The case will now be reviewed by CADE’s Tribunal
published: Apr 26, 2013 10:00 AM last modified: Apr 14, 2016 11:48 AM

The General Superintendence of the Administrative Council for Economic Defense – CADE, in a decision published on April 26th, recommended the sale of assets of an industrial unit of Ahlstrom Corporation as a requisite for the approval of the operation in which Ahlstrom merges its business with Munksjö AB in the special papers market. CADE was notified of the operation between the European companies in November, 2012.

The sale of assets is part of a Merger Control Agreement (ACC, for its acronym in Portuguese). This is the first agreement in a merger case presented under the new antitrust law (Law 12.529/11). The signing of the Agreement, however, still depends on the approval of Cade’s Tribunal. Under the former legislation (Law 8.884/94), this type of arrangement was conducted through Performance Agreements (TCD, for its acronym in Portuguese).

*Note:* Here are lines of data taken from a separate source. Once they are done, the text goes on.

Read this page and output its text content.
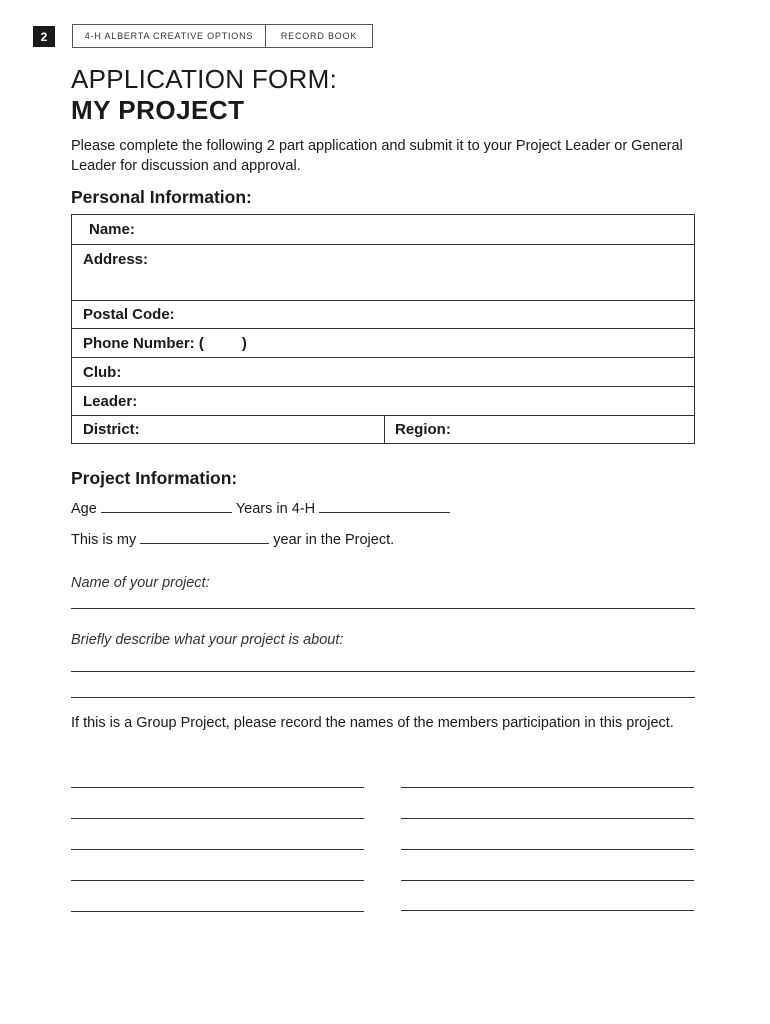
2	4-H ALBERTA CREATIVE OPTIONS	RECORD BOOK
APPLICATION FORM:
MY PROJECT
Please complete the following 2 part application and submit it to your Project Leader or General Leader for discussion and approval.
Personal Information:
Name:
Address:
Postal Code:
Phone Number: (	)
Club:
Leader:
District:	Region:
Project Information:
Age	Years in 4-H
This is my	year in the Project.
Name of your project:
Briefly describe what your project is about:
If this is a Group Project, please record the names of the members participation in this project.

The General Superintendence’s official opinion stated that the operation, originally, could implicate a high degree of concentration in the pre-impregnated decorative paper - PRIP market (used in furniture indoors as kitchens, bedrooms and offices), and in the heavy weight abrasive paper backings market (used for the manufacture of abrasive coating, which are used to polish materials in many industrial operations), since there are not any prospects of new entrants in the sector nor any rivals sufficiently able to compete in these markets.

To address such competitive concerns, Munksjö and Ahlstrom have proposed to CADE, in form of an ACC, the sale of Ahlstrom’s assets currently used in the production of PRIP and abrasive paper backings to a third partie.

The General Superintendence recommended the approval of the ACC, which will now be analyzed by the Tribunal, responsible for rendering the final decision. Under the new law, all merger cases in which the Superintendence recommends restrictions or agreements must be reviewed by the Council’s Administrative Tribunal.